The researchers will investigate the oxidative phosphorylation system (OXPHOS), the only process in animal cells that requires components encoded by 2 genomes: the mitocondrial DNA (mtDNA) inherited through the mother and the nuclear DNA (nDNA) inherited from both the mother and father. The assembly of functional respiratory complexes involves the physical association of protein products from both genomes within the same macromolecular structures. The OXPHOS protein components therefore need to fit together physically and functionally, and this limits their variability. The coevolution the 2 genomes is complicated by their distinct mechanisms of generating variation: sexual reproduction, mutation, and coexistence of paired alleles in the case of nDNA, and mutation, polyploidy, and segregation for mtDNA.

To identify the different regulatory mechanisms through which this process operates, the program members will use the following strategies: 1) RNA sequencing and gene expression analysis in individual cells to determine if one or other allele is expressed; 2) fluorescence microscopy in zebrafish to monitor tagged proteins produced by one or other allele; and 3) analysis of how these findings relate to mitochondrial function in specific mouse and zebrafish lines.

The research project tackles a fundamental biological question: have diploid organisms evolved mechanisms to ensure monoallelic expression of defined groups of genes and thus avert functional conflict between alternative protein variants? 

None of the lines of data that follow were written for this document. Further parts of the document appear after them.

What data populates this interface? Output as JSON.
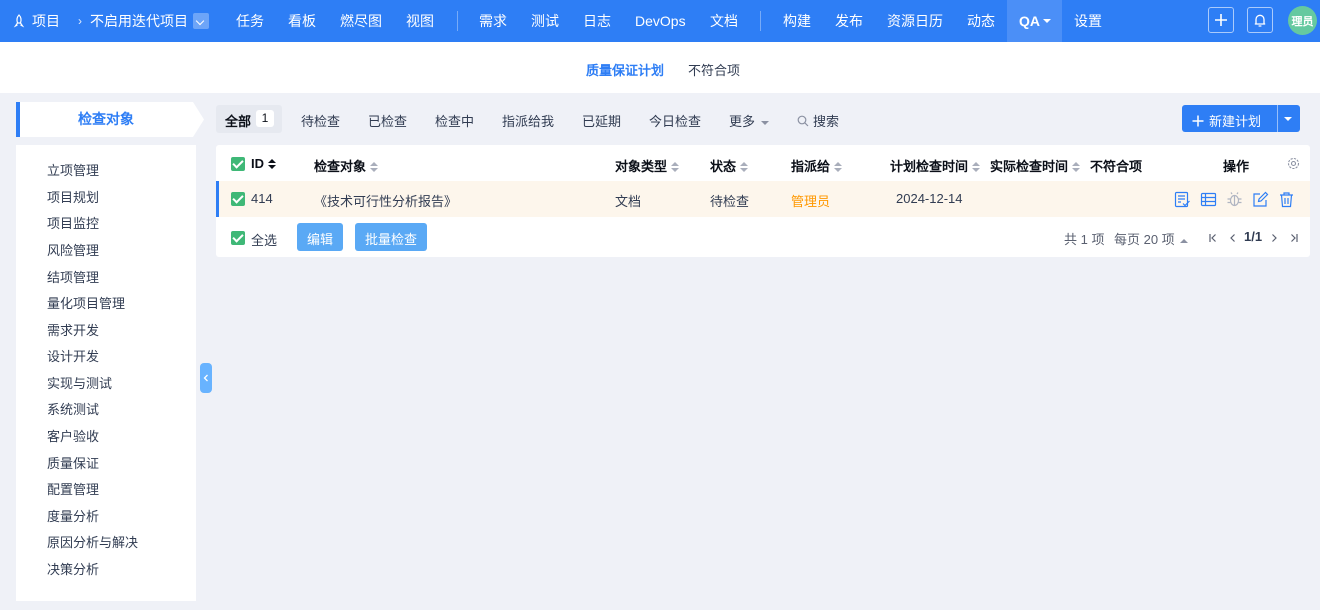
{
  "topbar": {
    "project_label": "项目",
    "current_project": "不启用迭代项目",
    "nav": [
      "任务",
      "看板",
      "燃尽图",
      "视图",
      "需求",
      "测试",
      "日志",
      "DevOps",
      "文档",
      "构建",
      "发布",
      "资源日历",
      "动态",
      "QA",
      "设置"
    ],
    "avatar_text": "理员"
  },
  "subnav": {
    "plan": "质量保证计划",
    "nonconform": "不符合项"
  },
  "sidebar": {
    "title": "检查对象",
    "items": [
      "立项管理",
      "项目规划",
      "项目监控",
      "风险管理",
      "结项管理",
      "量化项目管理",
      "需求开发",
      "设计开发",
      "实现与测试",
      "系统测试",
      "客户验收",
      "质量保证",
      "配置管理",
      "度量分析",
      "原因分析与解决",
      "决策分析"
    ]
  },
  "filters": {
    "all": "全部",
    "all_count": "1",
    "tabs": [
      "待检查",
      "已检查",
      "检查中",
      "指派给我",
      "已延期",
      "今日检查"
    ],
    "more": "更多",
    "search": "搜索",
    "new_plan": "新建计划"
  },
  "table": {
    "headers": {
      "id": "ID",
      "object": "检查对象",
      "type": "对象类型",
      "status": "状态",
      "assigned": "指派给",
      "planned_time": "计划检查时间",
      "actual_time": "实际检查时间",
      "nonconform": "不符合项",
      "actions": "操作"
    },
    "rows": [
      {
        "id": "414",
        "object": "《技术可行性分析报告》",
        "type": "文档",
        "status": "待检查",
        "assigned": "管理员",
        "planned_time": "2024-12-14",
        "actual_time": "",
        "nonconform": ""
      }
    ],
    "footer": {
      "select_all": "全选",
      "edit": "编辑",
      "batch_check": "批量检查",
      "total": "共 1 项",
      "per_page": "每页 20 项",
      "page": "1/1"
    }
  },
  "colors": {
    "primary": "#2e7ef5",
    "assigned_text": "#ff9800",
    "row_highlight": "#fdf6ec",
    "checkbox": "#3fb877"
  }
}
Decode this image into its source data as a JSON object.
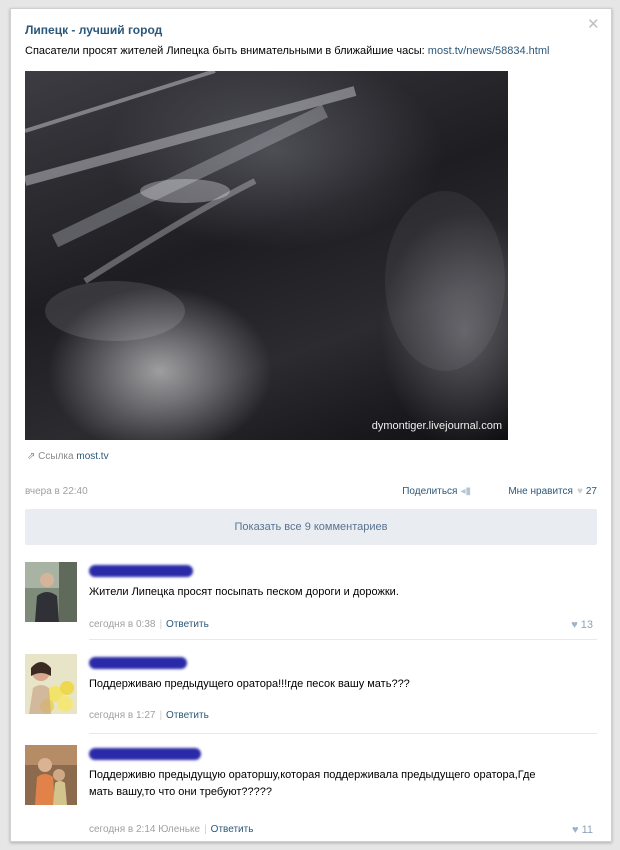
{
  "post": {
    "group_title": "Липецк - лучший город",
    "text": "Спасатели просят жителей Липецка быть внимательными в ближайшие часы:",
    "url": "most.tv/news/58834.html",
    "image_watermark": "dymontiger.livejournal.com",
    "link_label": "Ссылка",
    "link_domain": "most.tv",
    "time": "вчера в 22:40",
    "share_label": "Поделиться",
    "like_label": "Мне нравится",
    "like_count": "27",
    "show_all_comments": "Показать все 9 комментариев"
  },
  "icons": {
    "close": "close-icon",
    "link": "link-icon",
    "share": "megaphone-icon",
    "like": "heart-icon"
  },
  "colors": {
    "link": "#2b587a",
    "meta": "#a0a0a0",
    "show_all_bg": "#e9edf1"
  },
  "comments": [
    {
      "text": "Жители Липецка просят посыпать песком дороги и дорожки.",
      "time": "сегодня в 0:38",
      "reply_label": "Ответить",
      "likes": "13"
    },
    {
      "text": "Поддерживаю предыдущего оратора!!!где песок вашу мать???",
      "time": "сегодня в 1:27",
      "reply_label": "Ответить",
      "likes": ""
    },
    {
      "text_line1": "Поддерживю предыдущую ораторшу,которая поддерживала предыдущего оратора,Где",
      "text_line2": "мать вашу,то что они требуют?????",
      "time": "сегодня в 2:14",
      "addressee": "Юленьке",
      "reply_label": "Ответить",
      "likes": "11"
    }
  ]
}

The evaluation committee considered this an “experimentally challenging” proposal that “holds the promise to develop advanced methods that are of general utility; it holds the potential to generate results that may have truly transformative power and irrespective whether the answer to the posed question is positive or negative, the knowledge gained will significantly improve our understanding of basic biological mechanisms.”.